Russian politician (born 1960)

Akhmed Isayevich Malsagov (Note: Ахмед Исаевич Мальсагов, Малсаганаькъан Ӏийса Ахьмад) (born on 26 October 1960) is an Ingush-born Russian politician who was a former interim president of the southern Russian republic of Ingushetia. The duration of his term was between December 2001 and May 2002.

==Biography==

Akhmed Malsagov was born in Salmalkol in Kazakhstan on 26 October 1960.

In 1999, he was the Minister of Economy, and the First Deputy Chairman of the Government of the Republic of Ingushetia. From November 1999 to June 2002, he was the Chairman of the Government of the Republic of Ingushetia. From 28 December 2001 to 23 May 2002, Malsagov served as the Acting President of the Republic of Ingushetia.

In June 2002, Malsagov voluntarily resigned from the post of Chairman of the Government of the Republic of Ingushetia.

Since 2002, he has been engaged in entrepreneurial activity and teaches economics at the Ingush State University.

In 2007, he organized the exhibition "Ingushetia through the eyes of artists".

From November 2009 to September 2010, he was the Chairman of the Economic Council under the President of the Republic of Ingushetia, Yunus-bek Yevkurov. Since August 2012, he was a member of the Economic Council. On 11 November 2013, he was appointed Assistant-Advisor to the Head of the Republic of Ingushetia.

From December 2016 to April 2019, he headed the Ingush branch of the Russian Agricultural Bank.

==Political activity==

He founded the Umka campaign, focused on the production of sausages, meat delicacies and semi-finished products, bakery products and cheese.

Critically assessed the pension reform, suggesting that it could aggravate the existing problems in the North Caucasus.

Pension reform will worsen the state of affairs in the region and, in particular, in Ingushetia. After all, it is known that we do not always have opportunities even for those who would like to work. There are simply no jobs, young people have no opportunity to apply their forces.

At the same time, the pension reform will not have a decisive impact on the socio-economic situation of the republic. However, it will be negatively affected by the loss of an important source of income for older people. Many families, including those with children, often live on the pension of the elderly, and this is their only income.
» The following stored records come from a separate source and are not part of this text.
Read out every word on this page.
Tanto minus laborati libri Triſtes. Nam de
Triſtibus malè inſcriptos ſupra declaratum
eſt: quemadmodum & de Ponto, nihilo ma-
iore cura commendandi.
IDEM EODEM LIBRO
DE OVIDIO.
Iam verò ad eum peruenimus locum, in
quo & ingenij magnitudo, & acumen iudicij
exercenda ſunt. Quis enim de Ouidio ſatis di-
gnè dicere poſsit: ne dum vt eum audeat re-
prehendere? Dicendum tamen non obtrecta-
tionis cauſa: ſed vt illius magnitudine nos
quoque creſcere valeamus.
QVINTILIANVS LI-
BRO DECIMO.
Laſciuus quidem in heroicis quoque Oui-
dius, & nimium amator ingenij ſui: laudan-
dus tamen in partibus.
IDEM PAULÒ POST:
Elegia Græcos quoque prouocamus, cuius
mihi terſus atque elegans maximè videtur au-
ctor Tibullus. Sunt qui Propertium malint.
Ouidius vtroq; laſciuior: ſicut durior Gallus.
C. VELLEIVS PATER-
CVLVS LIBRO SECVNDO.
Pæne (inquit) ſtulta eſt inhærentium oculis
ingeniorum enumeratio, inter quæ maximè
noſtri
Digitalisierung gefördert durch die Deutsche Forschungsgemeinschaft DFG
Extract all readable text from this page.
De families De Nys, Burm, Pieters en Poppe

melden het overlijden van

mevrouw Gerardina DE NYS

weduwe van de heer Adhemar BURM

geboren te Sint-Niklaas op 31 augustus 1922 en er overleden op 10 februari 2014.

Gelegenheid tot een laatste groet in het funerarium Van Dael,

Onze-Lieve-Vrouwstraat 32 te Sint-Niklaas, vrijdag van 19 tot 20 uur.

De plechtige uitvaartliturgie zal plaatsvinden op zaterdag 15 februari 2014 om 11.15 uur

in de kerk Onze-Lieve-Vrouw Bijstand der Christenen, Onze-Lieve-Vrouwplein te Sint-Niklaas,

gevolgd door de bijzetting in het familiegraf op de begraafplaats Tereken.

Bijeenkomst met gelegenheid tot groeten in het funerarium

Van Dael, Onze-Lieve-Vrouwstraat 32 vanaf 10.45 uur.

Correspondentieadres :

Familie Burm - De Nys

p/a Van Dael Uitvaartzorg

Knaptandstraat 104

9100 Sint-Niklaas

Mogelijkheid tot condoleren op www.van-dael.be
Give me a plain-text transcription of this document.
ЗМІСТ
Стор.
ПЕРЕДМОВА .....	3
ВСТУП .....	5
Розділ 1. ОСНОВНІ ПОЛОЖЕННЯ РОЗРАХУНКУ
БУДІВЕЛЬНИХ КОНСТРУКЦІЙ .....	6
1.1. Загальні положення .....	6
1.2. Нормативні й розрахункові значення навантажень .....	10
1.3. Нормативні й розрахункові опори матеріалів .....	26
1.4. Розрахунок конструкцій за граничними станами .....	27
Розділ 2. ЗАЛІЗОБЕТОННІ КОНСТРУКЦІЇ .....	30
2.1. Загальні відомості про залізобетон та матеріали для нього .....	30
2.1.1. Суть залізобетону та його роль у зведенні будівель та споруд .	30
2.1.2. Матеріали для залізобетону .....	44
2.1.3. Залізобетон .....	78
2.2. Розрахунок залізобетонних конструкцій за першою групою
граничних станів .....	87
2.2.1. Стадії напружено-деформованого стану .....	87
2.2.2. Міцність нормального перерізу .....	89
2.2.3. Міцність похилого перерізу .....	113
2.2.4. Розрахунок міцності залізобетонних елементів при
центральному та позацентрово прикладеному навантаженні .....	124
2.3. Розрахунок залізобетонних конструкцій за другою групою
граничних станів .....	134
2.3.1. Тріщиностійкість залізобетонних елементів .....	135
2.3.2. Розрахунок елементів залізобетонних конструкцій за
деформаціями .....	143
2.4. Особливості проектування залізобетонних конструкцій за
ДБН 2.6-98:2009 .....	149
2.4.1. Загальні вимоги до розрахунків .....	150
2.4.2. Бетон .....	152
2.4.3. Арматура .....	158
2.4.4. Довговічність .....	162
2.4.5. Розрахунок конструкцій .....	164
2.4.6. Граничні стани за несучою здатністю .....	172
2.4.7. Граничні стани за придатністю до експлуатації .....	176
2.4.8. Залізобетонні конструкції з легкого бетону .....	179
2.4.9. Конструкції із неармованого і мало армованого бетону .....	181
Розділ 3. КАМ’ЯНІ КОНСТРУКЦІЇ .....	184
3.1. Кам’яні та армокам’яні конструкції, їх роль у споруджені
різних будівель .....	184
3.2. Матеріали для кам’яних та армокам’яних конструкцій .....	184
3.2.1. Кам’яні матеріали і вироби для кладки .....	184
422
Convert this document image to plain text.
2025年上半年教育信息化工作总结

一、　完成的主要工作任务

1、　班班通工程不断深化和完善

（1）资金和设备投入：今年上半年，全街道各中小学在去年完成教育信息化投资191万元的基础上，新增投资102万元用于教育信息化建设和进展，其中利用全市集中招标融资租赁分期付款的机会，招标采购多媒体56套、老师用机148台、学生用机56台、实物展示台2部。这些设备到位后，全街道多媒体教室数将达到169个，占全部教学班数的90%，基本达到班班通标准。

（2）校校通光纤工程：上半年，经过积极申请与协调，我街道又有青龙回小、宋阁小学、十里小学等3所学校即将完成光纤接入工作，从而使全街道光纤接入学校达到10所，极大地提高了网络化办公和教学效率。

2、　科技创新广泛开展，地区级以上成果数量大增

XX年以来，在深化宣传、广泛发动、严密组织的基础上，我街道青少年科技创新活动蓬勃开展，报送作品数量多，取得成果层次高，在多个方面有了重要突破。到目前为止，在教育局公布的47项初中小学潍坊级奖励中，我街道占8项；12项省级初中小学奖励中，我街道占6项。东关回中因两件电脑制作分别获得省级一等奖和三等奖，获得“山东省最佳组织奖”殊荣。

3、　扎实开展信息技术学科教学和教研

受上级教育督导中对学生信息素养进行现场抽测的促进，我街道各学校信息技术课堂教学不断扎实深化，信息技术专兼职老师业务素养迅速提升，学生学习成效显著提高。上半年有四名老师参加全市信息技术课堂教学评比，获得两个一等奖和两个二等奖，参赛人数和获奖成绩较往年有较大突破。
However, one should not forget that statistics often do not take into account the specifics of life in the North Caucasus. In our Ingushetia, real life is largely determined not only by earnings within the republic, but also by transfers from relatives who work in other regions of Russia. The very system of accounting for citizens' incomes ignores many factors. To a certain extent, residents of Ingushetia live even better than residents of the so-called "northern" regions. But if only because there are better quality food. At least they are no worse than in the rest of Russia. So the situation is somewhat different from what the statistics say.

It is not very customary to say, but there is a fact that people receive some income from the "shadow" economy. Citizens earn money, but they do not always pay taxes and register their business.